If Facebook’s going to make money on mobile, it needs developers building social apps that send it content and buying ads. That’s why making it easy to build Facebook-integrated apps is critical, and why today it revamped its Android SDK and launched the Android Dev Center. These give deves pre-made Facebook widgets to augment their apps, and guides for building in friends rather than bolting them on.

If you’re an Android developer you should just read the actual Facebook dev blog post but here’s a quick summary of what’s new in the Facebook for Android software development kit 3.0:

There’s pre-built native Facebook UI controls devs can add to their apps, including Friend Picker for tagging, Places Picker to show nearby locations, Profile Pictures, and Login controls for managing app permissions and user identity. Better session management helps apps determine if users have already authorized and logged in. There’s better API support including batched calls and improved JSON manipulation.

Finally, the SDK lets devs track clicks and installs from their Facebook mobile ads. These updates are very similar to what was added to the newest version of the Facebook for iOS SDK last month.

The new Android Dev Center collects reference docs, tutorials, concepts explanations, and a Getting Started guide to ease developers in and keep frustration at a minimum.

So why is this something everyone should care about and not just developer mumbo jumbo? Two big reasons:

1. Facebook is looking to become your omni-news feed where you learn about what friends are doing in all the apps they use. If devs hook their apps into Facebook, they’ll send it content that increases time spent browsing the news feed and the number of eye-balls it can show all types of ads.

2. Facebook wants a cut of the massive mobile app paid discovery market. Rather than paying for random banner ads around the web to promote their apps, Facebook is luring them to buy its new mobile app install ads it opened up access to yesterday. If Facebook can get app devs to build on its platform, they might advertise with it too. They get an added bonus, in fact. Facebook shows your friends who use an app in the ads, so if devs integrate Facebook, their ads gain social recommendations to persuade people to install.

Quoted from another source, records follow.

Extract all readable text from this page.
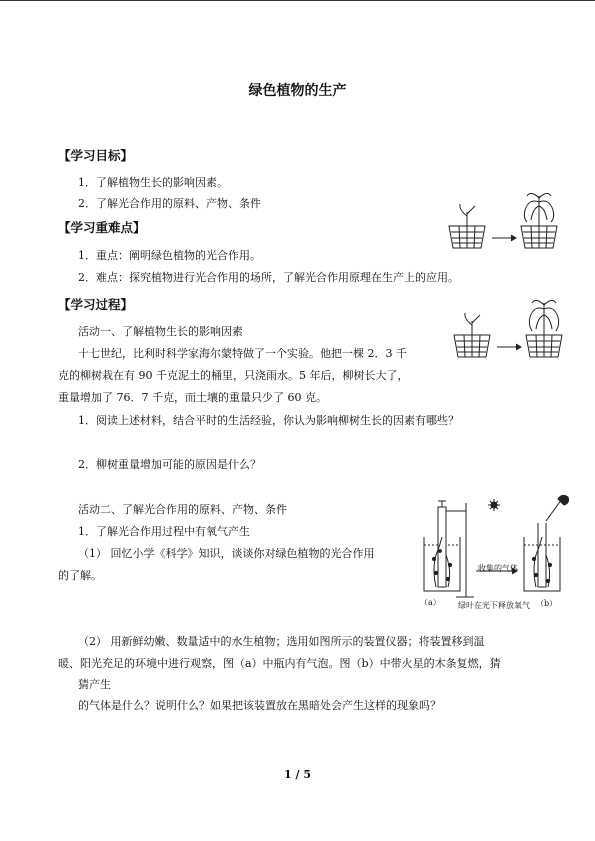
绿色植物的生产
【学习目标】
1．了解植物生长的影响因素。
2．了解光合作用的原料、产物、条件
【学习重难点】
1．重点：阐明绿色植物的光合作用。
2．难点：探究植物进行光合作用的场所，了解光合作用原理在生产上的应用。
【学习过程】
活动一、了解植物生长的影响因素
十七世纪，比利时科学家海尔蒙特做了一个实验。他把一棵 2．3 千
克的柳树栽在有 90 千克泥土的桶里，只浇雨水。5 年后，柳树长大了，
重量增加了 76．7 千克，而土壤的重量只少了 60 克。
1．阅读上述材料，结合平时的生活经验，你认为影响柳树生长的因素有哪些？
2．柳树重量增加可能的原因是什么？
活动二、了解光合作用的原料、产物、条件
1．了解光合作用过程中有氧气产生
（1） 回忆小学《科学》知识，谈谈你对绿色植物的光合作用
的了解。
（2） 用新鲜幼嫩、数量适中的水生植物；选用如图所示的装置仪器；将装置移到温
暖、阳光充足的环境中进行观察，图（a）中瓶内有气泡。图（b）中带火星的木条复燃，猜
猜产生
的气体是什么？说明什么？如果把该装置放在黑暗处会产生这样的现象吗？
收集的气体
（a） 绿叶在光下释放氧气 （b）
1 / 5
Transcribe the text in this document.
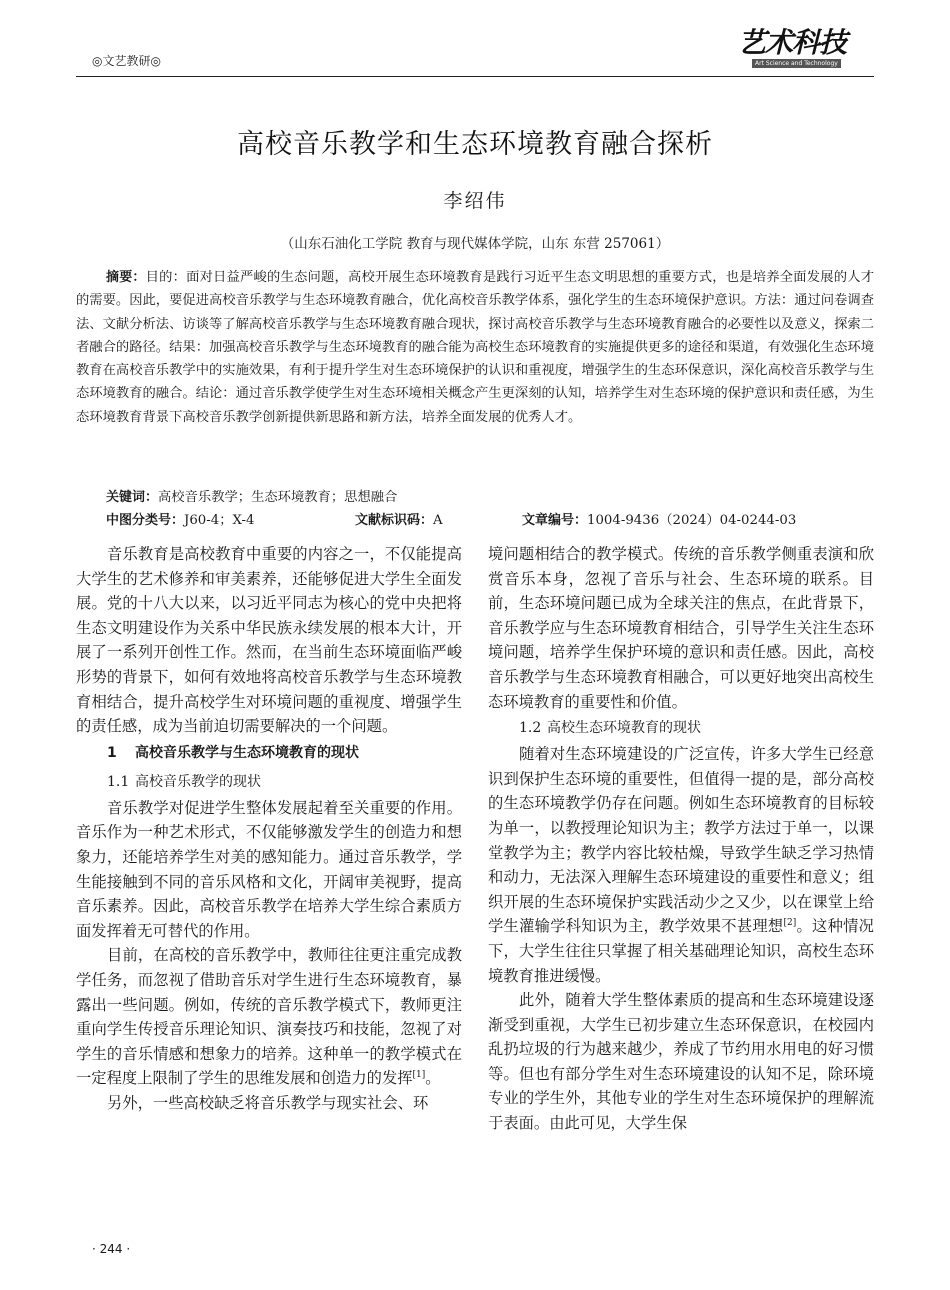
◎文艺教研◎
艺术科技
Art Science and Technology
高校音乐教学和生态环境教育融合探析
李绍伟
（山东石油化工学院 教育与现代媒体学院，山东 东营 257061）

摘要：目的：面对日益严峻的生态问题，高校开展生态环境教育是践行习近平生态文明思想的重要方式，也是培养全面发展的人才的需要。因此，要促进高校音乐教学与生态环境教育融合，优化高校音乐教学体系，强化学生的生态环境保护意识。方法：通过问卷调查法、文献分析法、访谈等了解高校音乐教学与生态环境教育融合现状，探讨高校音乐教学与生态环境教育融合的必要性以及意义，探索二者融合的路径。结果：加强高校音乐教学与生态环境教育的融合能为高校生态环境教育的实施提供更多的途径和渠道，有效强化生态环境教育在高校音乐教学中的实施效果，有利于提升学生对生态环境保护的认识和重视度，增强学生的生态环保意识，深化高校音乐教学与生态环境教育的融合。结论：通过音乐教学使学生对生态环境相关概念产生更深刻的认知，培养学生对生态环境的保护意识和责任感，为生态环境教育背景下高校音乐教学创新提供新思路和新方法，培养全面发展的优秀人才。

关键词：高校音乐教学；生态环境教育；思想融合
中图分类号：J60-4；X-4	文献标识码：A	文章编号：1004-9436（2024）04-0244-03

音乐教育是高校教育中重要的内容之一，不仅能提高大学生的艺术修养和审美素养，还能够促进大学生全面发展。党的十八大以来，以习近平同志为核心的党中央把将生态文明建设作为关系中华民族永续发展的根本大计，开展了一系列开创性工作。然而，在当前生态环境面临严峻形势的背景下，如何有效地将高校音乐教学与生态环境教育相结合，提升高校学生对环境问题的重视度、增强学生的责任感，成为当前迫切需要解决的一个问题。

1 高校音乐教学与生态环境教育的现状
1.1 高校音乐教学的现状

音乐教学对促进学生整体发展起着至关重要的作用。音乐作为一种艺术形式，不仅能够激发学生的创造力和想象力，还能培养学生对美的感知能力。通过音乐教学，学生能接触到不同的音乐风格和文化，开阔审美视野，提高音乐素养。因此，高校音乐教学在培养大学生综合素质方面发挥着无可替代的作用。

目前，在高校的音乐教学中，教师往往更注重完成教学任务，而忽视了借助音乐对学生进行生态环境教育，暴露出一些问题。例如，传统的音乐教学模式下，教师更注重向学生传授音乐理论知识、演奏技巧和技能，忽视了对学生的音乐情感和想象力的培养。这种单一的教学模式在一定程度上限制了学生的思维发展和创造力的发挥[1]。

另外，一些高校缺乏将音乐教学与现实社会、环

境问题相结合的教学模式。传统的音乐教学侧重表演和欣赏音乐本身，忽视了音乐与社会、生态环境的联系。目前，生态环境问题已成为全球关注的焦点，在此背景下，音乐教学应与生态环境教育相结合，引导学生关注生态环境问题，培养学生保护环境的意识和责任感。因此，高校音乐教学与生态环境教育相融合，可以更好地突出高校生态环境教育的重要性和价值。

1.2 高校生态环境教育的现状

随着对生态环境建设的广泛宣传，许多大学生已经意识到保护生态环境的重要性，但值得一提的是，部分高校的生态环境教学仍存在问题。例如生态环境教育的目标较为单一，以教授理论知识为主；教学方法过于单一，以课堂教学为主；教学内容比较枯燥，导致学生缺乏学习热情和动力，无法深入理解生态环境建设的重要性和意义；组织开展的生态环境保护实践活动少之又少，以在课堂上给学生灌输学科知识为主，教学效果不甚理想[2]。这种情况下，大学生往往只掌握了相关基础理论知识，高校生态环境教育推进缓慢。

此外，随着大学生整体素质的提高和生态环境建设逐渐受到重视，大学生已初步建立生态环保意识，在校园内乱扔垃圾的行为越来越少，养成了节约用水用电的好习惯等。但也有部分学生对生态环境建设的认知不足，除环境专业的学生外，其他专业的学生对生态环境保护的理解流于表面。由此可见，大学生保

· 244 ·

The key misunderstanding a lot of people make is that Facebook is competing with iOS and Android. It’s not. Facebook wants to be the social layer in apps on all devices. And more and more of those devices are Androids do to their lower cost and popularity in emerging international markets where Facebook wants to grow.

So while a software development kit release might sound boring to some, getting more little green robot apps built on its platform translates to more big green dollars in its bank account.